A multicomponent intervention consisting of physicians trained in risk-based treatment, subsidized SPC medications, nurse-delivered motivational conversation, and telephone follow-ups improved BP control and lowered cardiovascular risk. Wide-scale implementation of a multicomponent intervention such as the one in our trial is likely to reduce hypertension-related morbidity and mortality globally.
Trial Registration: Clinicaltrials.gov NCT02972619.
尽管有高血压管理的临床实践指南,但即使在高收入国家,血压(BP)控制仍然不理想(<30%)。本研究旨在评估整合到初级保健系统中的潜在可扩展的多组分干预措施与常规护理相比,对血压控制的有效性。
在新加坡的 8 家政府诊所进行了一项群组随机对照试验。该试验纳入了 916 名年龄≥40 岁的未控制高血压(收缩压(SBP)≥140mmHg 或舒张压(DBP)≥90mmHg)患者。多组分干预措施包括对高血压进行基于风险的治疗的医生培训、补贴的氯沙坦-HCTZ 单片复方(SPC)药物、接受动机对话(MC)培训的护士以及电话随访。常规护理(对照组)包括诊所的常规护理、无 MC 或电话随访以及 SPC 无补贴。主要结局是基线后 24 个月的平均 SBP。4 家诊所(447 名患者)被随机分配到干预组,4 家诊所(469 名)被分配到常规护理组。患者于 2017 年 1 月开始入组,随访时间为 2018 年 12 月至 2020 年 9 月。分析采用意向治疗原则。主要结局是 24 个月的 SBP。在患者水平上使用基于可能性的线性混合模型重复测量分析,对基线、12 个月和 24 个月的 BP 进行建模,采用治疗组、随访、治疗组×随访交互作为固定效应,以及随机聚类(诊所)效应。共有 766 名(83.6%)患者完成了 2 年的随访。干预组和常规护理组分别有 63 名(14.1%)和 87 名(18.6%)患者失访。在 24 个月时,与常规护理相比,干预组的平均 SBP 明显降低(-3.3mmHg;95%CI:-6.34,-0.32;p=0.03)。

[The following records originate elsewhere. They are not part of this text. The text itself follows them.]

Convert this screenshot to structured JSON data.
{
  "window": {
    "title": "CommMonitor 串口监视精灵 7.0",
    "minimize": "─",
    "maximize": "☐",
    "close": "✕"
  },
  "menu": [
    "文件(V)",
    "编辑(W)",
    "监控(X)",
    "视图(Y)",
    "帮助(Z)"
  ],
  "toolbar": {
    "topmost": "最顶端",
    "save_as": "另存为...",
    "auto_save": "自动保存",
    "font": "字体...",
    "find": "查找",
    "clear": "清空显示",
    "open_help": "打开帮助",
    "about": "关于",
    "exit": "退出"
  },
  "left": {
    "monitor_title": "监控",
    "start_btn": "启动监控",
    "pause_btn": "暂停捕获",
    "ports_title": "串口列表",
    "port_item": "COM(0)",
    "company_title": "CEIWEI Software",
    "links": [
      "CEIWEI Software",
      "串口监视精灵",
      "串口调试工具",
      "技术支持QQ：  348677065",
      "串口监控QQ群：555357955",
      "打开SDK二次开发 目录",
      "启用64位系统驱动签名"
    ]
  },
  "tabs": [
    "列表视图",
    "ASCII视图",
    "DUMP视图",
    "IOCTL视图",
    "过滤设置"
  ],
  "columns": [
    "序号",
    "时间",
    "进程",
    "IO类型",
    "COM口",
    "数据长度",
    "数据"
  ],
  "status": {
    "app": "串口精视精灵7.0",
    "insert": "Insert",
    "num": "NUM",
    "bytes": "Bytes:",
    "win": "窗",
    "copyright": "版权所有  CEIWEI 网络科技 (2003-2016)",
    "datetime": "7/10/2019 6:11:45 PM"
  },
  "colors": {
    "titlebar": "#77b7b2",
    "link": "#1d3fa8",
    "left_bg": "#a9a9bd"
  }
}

该干预措施导致血压控制更好(优势比 1.51;95%CI:1.10,2.09;p=0.01)、10 年心血管风险评分较高(>20%)的可能性降低(OR 0.67;95%CI:0.47,0.97;p=0.03),以及平均尿白蛋白降低(-0.22;95%CI:-0.41,-0.02;p=0.03)。两组间平均 DBP、死亡率和包括住院在内的严重不良事件没有差异。主要限制是试验中没有进行盲法。
由接受基于风险的治疗培训的医生、补贴的 SPC 药物、由护士提供的动机对话以及电话随访组成的多组分干预措施改善了血压控制,并降低了心血管风险。在全球范围内广泛实施我们试验中的这种多组分干预措施可能会降低与高血压相关的发病率和死亡率。
Clinicaltrials.gov NCT02972619。